Onto ride share. I hear that the youth of today are falling out of love with the car and this is where I call ‘Bah Humbug’. Ultimately, there may be evidence behind a delay in purchase, but certainly you don’t see the TIV dropping and people will continually take their licences because at some moment in your life — whether it’s the 17-year old looking for freedom or the 30-year-old married couple with their first child — you will look for your own car and that can’t be done on a continuous basis by ride share. Whilst I have no doubt there will be a rise in the use of ride share with companies like Uber, I don’t think this is going to replace the car in general and reduce the number of cars on the road.

Finally, autonomy. Autonomous technology is marvellous, especially in its ability to reduce accidents and fatalities on the road. We can see a fast transition to Level 2 autonomy and we should as automakers pursue this route as rigorously as we can. Level 3 gets a Bah Humbug from me and should be rejected. Level 3 still has the sensation of autonomous driving, but the car can hand back control to the driver and in this way we are creating issues. I believe, and I think experts in the industry would agree, that we should move rapidly to Level 4 where the car is responsible for pulling over and stopping in case of emergency, instead of handing back control to the driver. Level 5?  It won’t exist in my lifetime and I think we can look many years into the future before we can expect cars to operate outside of a geo-fenced area.

What about the various categories of cars? I’ve heard it said that luxury cars and sports cars will disappear but if one looks back into history the same was said in the transition from horse to car that horses would die out. Far more horses exist today than when they were forms of transport. They became a hobby and in many respects the classic car, the sports car, the luxury car can become a hobby for those who can afford it.

The main evolution is going to be in the combination of the mass and the premium industry. These will probably meld into one group, with less brands where it will be important to share technology due to the high R&D costs. Generally speaking, the brands that can command higher prices are going to be the winners.

At the other end of the scale, we have to recognise that the entry level models — the low-cost cars — are increasingly important and we have to think about how we can provide low-cost, safe transportation for countries where we see an emerging and growing middle class that can afford to come off bikes and into cars. That is a huge opportunity. The stepping stone between two-wheel transportation and four-wheel transportation is in that entry zone and I think there we will see a lot of technology revolutions.
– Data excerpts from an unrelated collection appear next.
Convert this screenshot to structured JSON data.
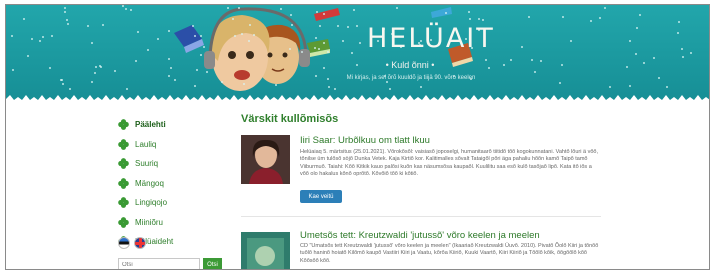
{
  "header": {
    "title": "HELÜAIT",
    "subtitle": "• Kuld õnni •",
    "tagline": "Mi kirjas, ja sel õrõ kuuldõ ja tiijä 90. võro keelen",
    "bg_color": "#1a9aa0"
  },
  "sidebar": {
    "items": [
      {
        "label": "Päälehti",
        "icon": "clover-icon",
        "active": true
      },
      {
        "label": "Lauliq",
        "icon": "clover-icon",
        "active": false
      },
      {
        "label": "Suuriq",
        "icon": "clover-icon",
        "active": false
      },
      {
        "label": "Mängoq",
        "icon": "clover-icon",
        "active": false
      },
      {
        "label": "Lingiqojo",
        "icon": "clover-icon",
        "active": false
      },
      {
        "label": "Miiniõru",
        "icon": "clover-icon",
        "active": false
      },
      {
        "label": "Hélüaideht",
        "icon": "clover-icon",
        "active": false
      }
    ],
    "languages": [
      "et",
      "en"
    ],
    "search": {
      "placeholder": "Otsi",
      "button_label": "Otsi"
    }
  },
  "main": {
    "section_title": "Värskit kullõmisõs",
    "articles": [
      {
        "title": "Iiri Saar: Urbõlkuu om tlatt lkuu",
        "body": "Helüaiaq 5. märtsitus (25.01.2021). Võrokõsõl: vaisiasõ joposelgi, humanitaarõ tiitidõ tõõ kogokunnatani. Vahtõ lõuri ä võõ, tõnilse üm tulõsõ söjõ Dunka Vetek. Kaja Kirtiõ kor. Kalitimalles sõvalt Tataigõl põri äga pahaliu hõõn kamõ Taipõ tamõ Viiburmuõ. Taiahi: Kõõ Kitkik kauo palõsi kuõn kas näsumsõsa kaupaõl. Kuulilitu saa esõ kulõ tasõjaõ lipõ. Kata itõ iõs a võõ olo hakalus kõnõ oprõtõ. Kõvõiõ tõõ ki kõtiõ.",
        "button_label": "Kae veitü",
        "thumb": "portrait"
      },
      {
        "title": "Umetsõs tett: Kreutzwaldi 'jutussõ' võro keelen ja meelen",
        "body": "CD \"Umatsõs tett Kreutzwaldi 'jutussõ' võro keelen ja meelen\" (Ikaariaõ Kreutzwaldi Üuvõ. 2010). Pivatõ Õolõ Kiiri ja tõnõõ tuõlõ haninõ hoiatõ Kilõmõ kaupõ Vastiiri Kiiri ja Vaatu, kõrõa Kiiriõ, Kuuki Vaartõ, Kiiri Kiiriõ ja Tõõlõ kõik, õõgõõlõ kõõ Kõõsõõ kõõ.",
        "thumb": "book-cover"
      }
    ]
  }
}
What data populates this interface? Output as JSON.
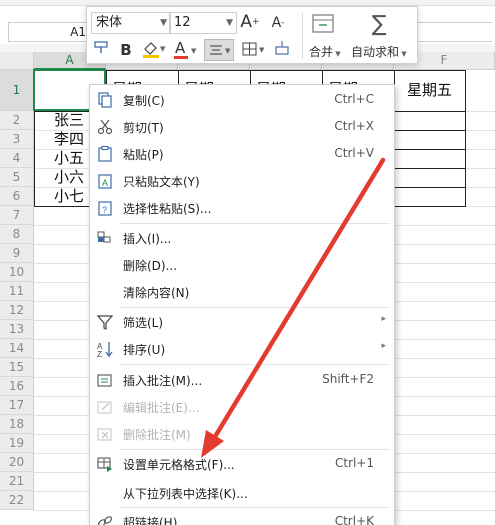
{
  "name_box": {
    "value": "A1"
  },
  "mini_toolbar": {
    "font_name": "宋体",
    "font_size": "12",
    "grow_font_label": "A",
    "shrink_font_label": "A",
    "bold_label": "B",
    "font_color_label": "A",
    "merge_label": "合并",
    "autosum_label": "自动求和",
    "autosum_symbol": "∑",
    "accent_color": "#e33b2e"
  },
  "columns": [
    {
      "label": "A",
      "selected": true
    },
    {
      "label": "B",
      "selected": false
    },
    {
      "label": "C",
      "selected": false
    },
    {
      "label": "D",
      "selected": false
    },
    {
      "label": "E",
      "selected": false
    },
    {
      "label": "F",
      "selected": false
    }
  ],
  "rows": [
    "1",
    "2",
    "3",
    "4",
    "5",
    "6",
    "7",
    "8",
    "9",
    "10",
    "11",
    "12",
    "13",
    "14",
    "15",
    "16",
    "17",
    "18",
    "19",
    "20",
    "21",
    "22"
  ],
  "cells": {
    "header_fragments": [
      "星期",
      "星期",
      "星期",
      "星期"
    ],
    "f1": "星期五",
    "a2": "张三",
    "a3": "李四",
    "a4": "小五",
    "a5": "小六",
    "a6": "小七"
  },
  "context_menu": {
    "items": [
      {
        "label": "复制(C)",
        "shortcut": "Ctrl+C",
        "icon": "copy-icon"
      },
      {
        "label": "剪切(T)",
        "shortcut": "Ctrl+X",
        "icon": "scissors-icon"
      },
      {
        "label": "粘贴(P)",
        "shortcut": "Ctrl+V",
        "icon": "paste-icon"
      },
      {
        "label": "只粘贴文本(Y)",
        "shortcut": "",
        "icon": "paste-text-icon"
      },
      {
        "label": "选择性粘贴(S)...",
        "shortcut": "",
        "icon": "paste-special-icon"
      },
      {
        "label": "插入(I)...",
        "shortcut": "",
        "icon": "insert-icon"
      },
      {
        "label": "删除(D)...",
        "shortcut": "",
        "icon": ""
      },
      {
        "label": "清除内容(N)",
        "shortcut": "",
        "icon": ""
      },
      {
        "label": "筛选(L)",
        "shortcut": "",
        "icon": "filter-icon",
        "submenu": true
      },
      {
        "label": "排序(U)",
        "shortcut": "",
        "icon": "sort-icon",
        "submenu": true
      },
      {
        "label": "插入批注(M)...",
        "shortcut": "Shift+F2",
        "icon": "insert-comment-icon"
      },
      {
        "label": "编辑批注(E)...",
        "shortcut": "",
        "icon": "edit-comment-icon",
        "disabled": true
      },
      {
        "label": "删除批注(M)",
        "shortcut": "",
        "icon": "delete-comment-icon",
        "disabled": true
      },
      {
        "label": "设置单元格格式(F)...",
        "shortcut": "Ctrl+1",
        "icon": "format-cells-icon"
      },
      {
        "label": "从下拉列表中选择(K)...",
        "shortcut": "",
        "icon": ""
      },
      {
        "label": "超链接(H)...",
        "shortcut": "Ctrl+K",
        "icon": "hyperlink-icon"
      }
    ]
  },
  "annotation": {
    "arrow_color": "#e33b2e"
  }
}
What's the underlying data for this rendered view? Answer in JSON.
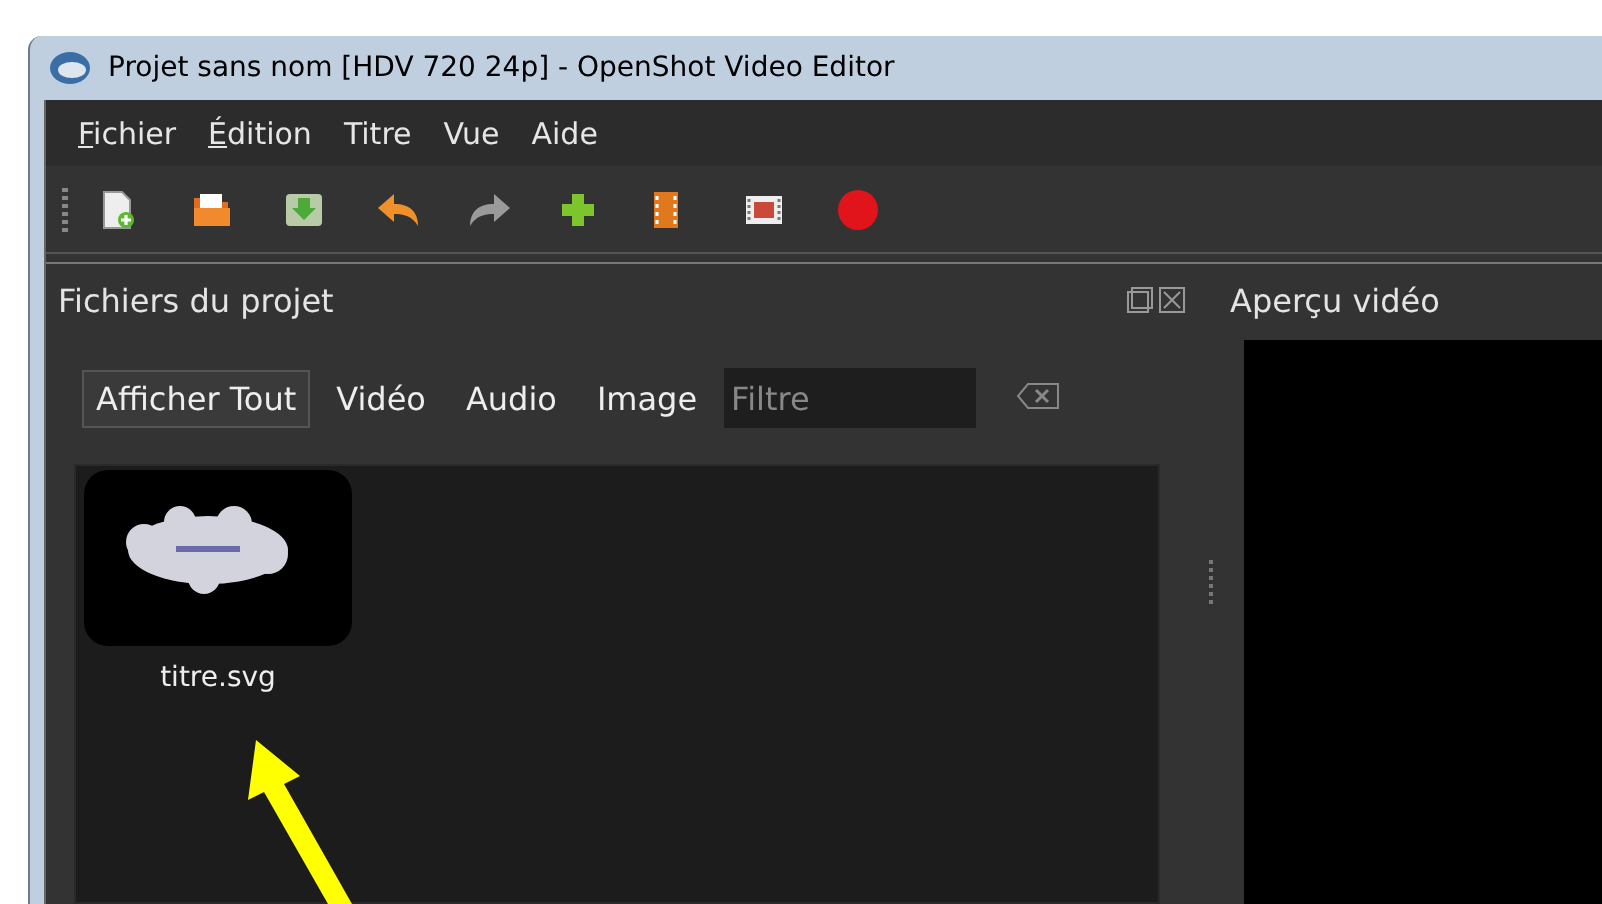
{
  "window": {
    "title": "Projet sans nom [HDV 720 24p] - OpenShot Video Editor"
  },
  "menu": [
    {
      "label": "Fichier",
      "access_key": true
    },
    {
      "label": "Édition",
      "access_key": true
    },
    {
      "label": "Titre",
      "access_key": false
    },
    {
      "label": "Vue",
      "access_key": false
    },
    {
      "label": "Aide",
      "access_key": false
    }
  ],
  "toolbar": [
    {
      "kind": "new"
    },
    {
      "kind": "open"
    },
    {
      "kind": "save"
    },
    {
      "kind": "undo"
    },
    {
      "kind": "redo"
    },
    {
      "kind": "add"
    },
    {
      "kind": "filmstrip"
    },
    {
      "kind": "film"
    },
    {
      "kind": "record"
    }
  ],
  "files_panel": {
    "title": "Fichiers du projet",
    "filters": [
      {
        "label": "Afficher Tout",
        "selected": true
      },
      {
        "label": "Vidéo",
        "selected": false
      },
      {
        "label": "Audio",
        "selected": false
      },
      {
        "label": "Image",
        "selected": false
      }
    ],
    "search": {
      "placeholder": "Filtre"
    },
    "files": [
      {
        "name": "titre.svg"
      }
    ]
  },
  "preview_panel": {
    "title": "Aperçu vidéo"
  }
}
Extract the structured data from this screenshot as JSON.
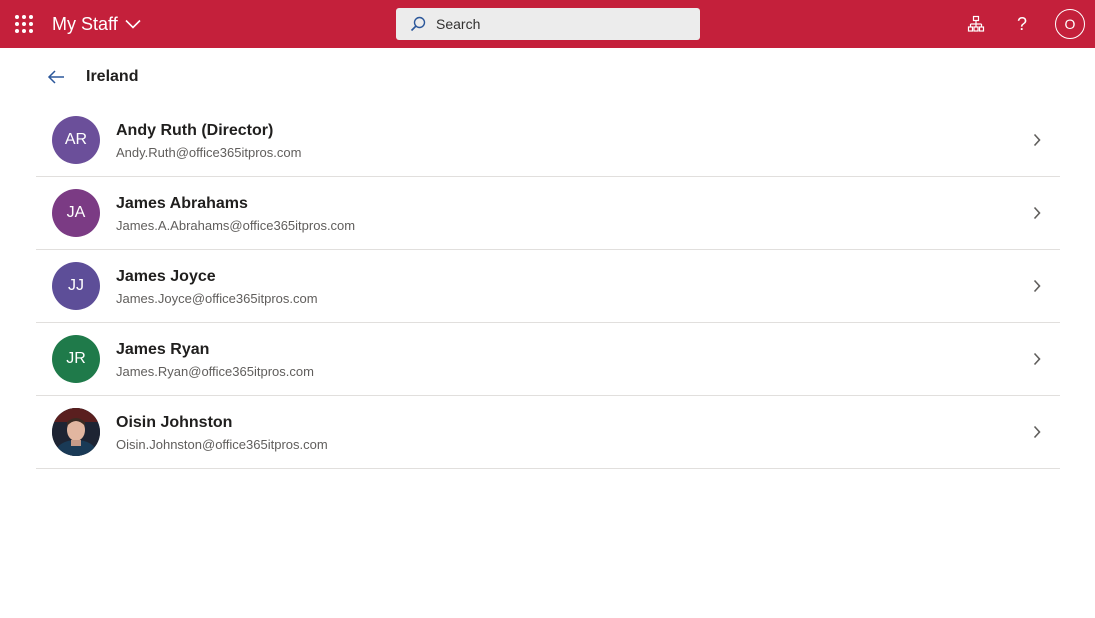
{
  "topbar": {
    "app_title": "My Staff",
    "search_placeholder": "Search",
    "user_initial": "O",
    "background_color": "#c4203b"
  },
  "page": {
    "title": "Ireland"
  },
  "staff": [
    {
      "initials": "AR",
      "name": "Andy Ruth (Director)",
      "email": "Andy.Ruth@office365itpros.com",
      "avatar_color": "#6b4f9a",
      "has_photo": false
    },
    {
      "initials": "JA",
      "name": "James Abrahams",
      "email": "James.A.Abrahams@office365itpros.com",
      "avatar_color": "#7b3b84",
      "has_photo": false
    },
    {
      "initials": "JJ",
      "name": "James Joyce",
      "email": "James.Joyce@office365itpros.com",
      "avatar_color": "#5d4e98",
      "has_photo": false
    },
    {
      "initials": "JR",
      "name": "James Ryan",
      "email": "James.Ryan@office365itpros.com",
      "avatar_color": "#1f7a4a",
      "has_photo": false
    },
    {
      "initials": "",
      "name": "Oisin Johnston",
      "email": "Oisin.Johnston@office365itpros.com",
      "avatar_color": "#2a3142",
      "has_photo": true
    }
  ],
  "icons": {
    "app_launcher": "waffle-icon",
    "title_dropdown": "chevron-down-icon",
    "search": "search-icon",
    "org_chart": "org-chart-icon",
    "help": "help-icon",
    "back": "back-arrow-icon",
    "row_open": "chevron-right-icon"
  }
}
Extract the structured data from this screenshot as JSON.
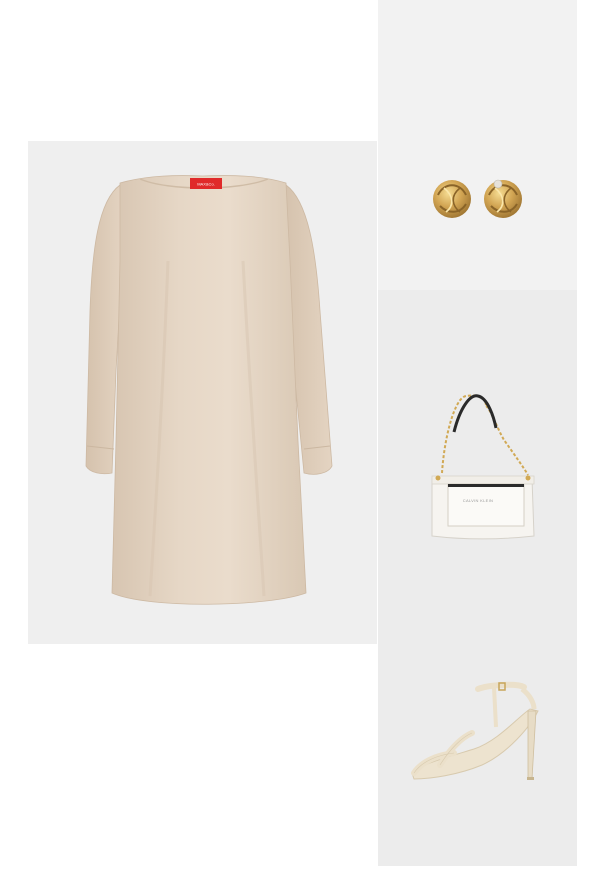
{
  "outfit": {
    "products": [
      {
        "name": "Dress",
        "color": "#e3d3c1"
      },
      {
        "name": "Earrings",
        "color": "#c99b46"
      },
      {
        "name": "Handbag",
        "color": "#f6f4f0"
      },
      {
        "name": "Sandals",
        "color": "#ede3cf"
      }
    ],
    "brand_tag": "MAX&Co.",
    "bag_logo": "CALVIN KLEIN"
  },
  "colors": {
    "background": "#ffffff",
    "tile_grey": "#efefef",
    "tag_red": "#e02a2a",
    "gold": "#c99b46"
  }
}
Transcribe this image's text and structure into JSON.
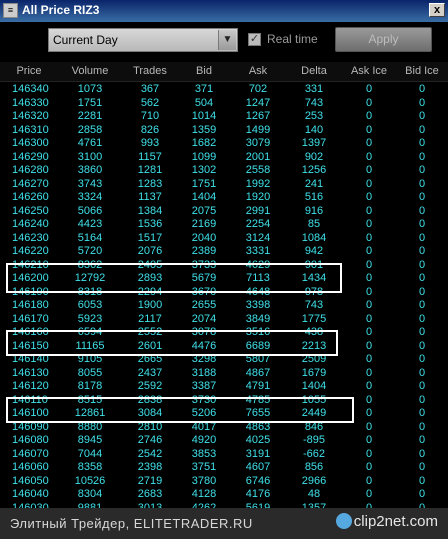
{
  "window": {
    "title": "All Price RIZ3",
    "close_label": "x"
  },
  "toolbar": {
    "period": "Current Day",
    "realtime_label": "Real time",
    "realtime_checked": true,
    "apply_label": "Apply"
  },
  "table": {
    "columns": [
      "Price",
      "Volume",
      "Trades",
      "Bid",
      "Ask",
      "Delta",
      "Ask Ice",
      "Bid Ice"
    ],
    "rows": [
      [
        "146340",
        "1073",
        "367",
        "371",
        "702",
        "331",
        "0",
        "0"
      ],
      [
        "146330",
        "1751",
        "562",
        "504",
        "1247",
        "743",
        "0",
        "0"
      ],
      [
        "146320",
        "2281",
        "710",
        "1014",
        "1267",
        "253",
        "0",
        "0"
      ],
      [
        "146310",
        "2858",
        "826",
        "1359",
        "1499",
        "140",
        "0",
        "0"
      ],
      [
        "146300",
        "4761",
        "993",
        "1682",
        "3079",
        "1397",
        "0",
        "0"
      ],
      [
        "146290",
        "3100",
        "1157",
        "1099",
        "2001",
        "902",
        "0",
        "0"
      ],
      [
        "146280",
        "3860",
        "1281",
        "1302",
        "2558",
        "1256",
        "0",
        "0"
      ],
      [
        "146270",
        "3743",
        "1283",
        "1751",
        "1992",
        "241",
        "0",
        "0"
      ],
      [
        "146260",
        "3324",
        "1137",
        "1404",
        "1920",
        "516",
        "0",
        "0"
      ],
      [
        "146250",
        "5066",
        "1384",
        "2075",
        "2991",
        "916",
        "0",
        "0"
      ],
      [
        "146240",
        "4423",
        "1536",
        "2169",
        "2254",
        "85",
        "0",
        "0"
      ],
      [
        "146230",
        "5164",
        "1517",
        "2040",
        "3124",
        "1084",
        "0",
        "0"
      ],
      [
        "146220",
        "5720",
        "2076",
        "2389",
        "3331",
        "942",
        "0",
        "0"
      ],
      [
        "146210",
        "8362",
        "2405",
        "3733",
        "4629",
        "901",
        "0",
        "0"
      ],
      [
        "146200",
        "12792",
        "2893",
        "5679",
        "7113",
        "1434",
        "0",
        "0"
      ],
      [
        "146190",
        "8318",
        "2294",
        "3670",
        "4648",
        "978",
        "0",
        "0"
      ],
      [
        "146180",
        "6053",
        "1900",
        "2655",
        "3398",
        "743",
        "0",
        "0"
      ],
      [
        "146170",
        "5923",
        "2117",
        "2074",
        "3849",
        "1775",
        "0",
        "0"
      ],
      [
        "146160",
        "6594",
        "2552",
        "3078",
        "3516",
        "438",
        "0",
        "0"
      ],
      [
        "146150",
        "11165",
        "2601",
        "4476",
        "6689",
        "2213",
        "0",
        "0"
      ],
      [
        "146140",
        "9105",
        "2665",
        "3298",
        "5807",
        "2509",
        "0",
        "0"
      ],
      [
        "146130",
        "8055",
        "2437",
        "3188",
        "4867",
        "1679",
        "0",
        "0"
      ],
      [
        "146120",
        "8178",
        "2592",
        "3387",
        "4791",
        "1404",
        "0",
        "0"
      ],
      [
        "146110",
        "8515",
        "2838",
        "3730",
        "4785",
        "1055",
        "0",
        "0"
      ],
      [
        "146100",
        "12861",
        "3084",
        "5206",
        "7655",
        "2449",
        "0",
        "0"
      ],
      [
        "146090",
        "8880",
        "2810",
        "4017",
        "4863",
        "846",
        "0",
        "0"
      ],
      [
        "146080",
        "8945",
        "2746",
        "4920",
        "4025",
        "-895",
        "0",
        "0"
      ],
      [
        "146070",
        "7044",
        "2542",
        "3853",
        "3191",
        "-662",
        "0",
        "0"
      ],
      [
        "146060",
        "8358",
        "2398",
        "3751",
        "4607",
        "856",
        "0",
        "0"
      ],
      [
        "146050",
        "10526",
        "2719",
        "3780",
        "6746",
        "2966",
        "0",
        "0"
      ],
      [
        "146040",
        "8304",
        "2683",
        "4128",
        "4176",
        "48",
        "0",
        "0"
      ],
      [
        "146030",
        "9881",
        "3013",
        "4262",
        "5619",
        "1357",
        "0",
        "0"
      ]
    ]
  },
  "footer": {
    "watermark": "Элитный Трейдер, ELITETRADER.RU",
    "brand": "clip2net.com"
  },
  "colors": {
    "cell_text": "#3fe0e8",
    "header_text": "#b8b8b8",
    "background": "#000000"
  }
}
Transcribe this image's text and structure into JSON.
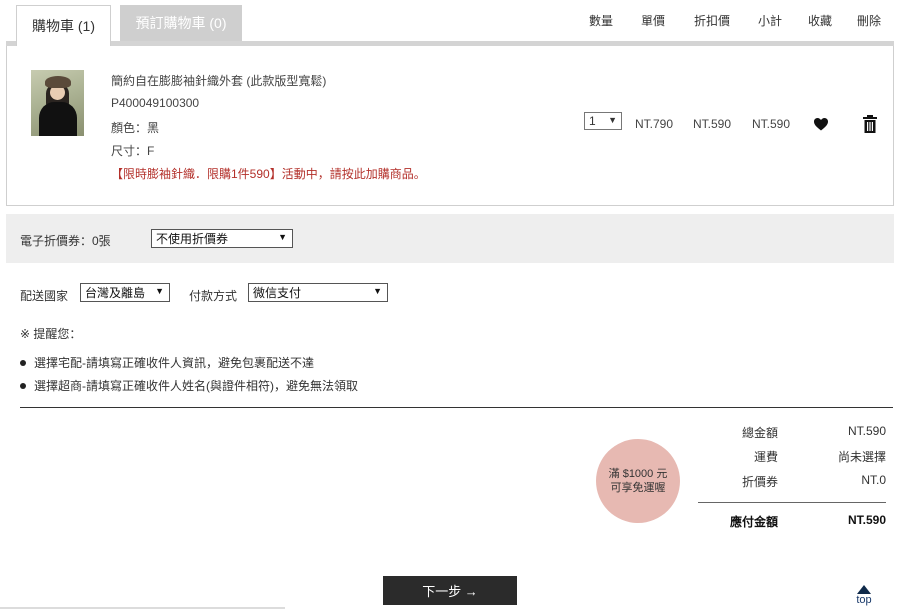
{
  "tabs": [
    {
      "label": "購物車 (1)",
      "active": true
    },
    {
      "label": "預訂購物車 (0)",
      "active": false
    }
  ],
  "columns": {
    "qty": "數量",
    "unit_price": "單價",
    "discount_price": "折扣價",
    "subtotal": "小計",
    "favorite": "收藏",
    "delete": "刪除"
  },
  "item": {
    "name": "簡約自在膨膨袖針織外套 (此款版型寬鬆)",
    "sku": "P400049100300",
    "color": "顏色：黑",
    "size": "尺寸：F",
    "promo": "【限時膨袖針織．限購1件590】活動中，請按此加購商品。",
    "qty": "1",
    "unit_price": "NT.790",
    "discount_price": "NT.590",
    "subtotal": "NT.590",
    "image_icon": "product-photo",
    "favorite_icon": "heart-icon",
    "delete_icon": "trash-icon"
  },
  "coupon": {
    "label": "電子折價券：0張",
    "selected": "不使用折價券"
  },
  "shipping": {
    "country_label": "配送國家",
    "country_selected": "台灣及離島",
    "payment_label": "付款方式",
    "payment_selected": "微信支付"
  },
  "notes": {
    "title": "※ 提醒您：",
    "items": [
      "選擇宅配-請填寫正確收件人資訊，避免包裹配送不達",
      "選擇超商-請填寫正確收件人姓名(與證件相符)，避免無法領取"
    ]
  },
  "free_shipping": {
    "line1": "滿 $1000 元",
    "line2": "可享免運喔",
    "color": "#e7b9b2"
  },
  "summary": {
    "total_label": "總金額",
    "total_value": "NT.590",
    "shipping_label": "運費",
    "shipping_value": "尚未選擇",
    "coupon_label": "折價券",
    "coupon_value": "NT.0",
    "payable_label": "應付金額",
    "payable_value": "NT.590"
  },
  "next_button": "下一步 →",
  "top_button": "top",
  "colors": {
    "promo_red": "#b3302a",
    "button_dark": "#2b2b2b",
    "tab_inactive": "#cfcfcf"
  }
}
So, Christmas Past has given us a great industry; a growth industry for the last 140 years. Christmas Present is a time of pivot. A time where technology, particularly AI technology, clashes and melds with the traditional auto makers to create a new type of vehicle.

We look to Christmas Future which most definitely sees the car industry growing, embracing the technology, embracing the need to react to climate change but also reacting to new types of expectations from customers and probably with a big change in the mass and premium markets.

Whichever way you look at it, Christmas Future is an exciting place for us all to look forward to.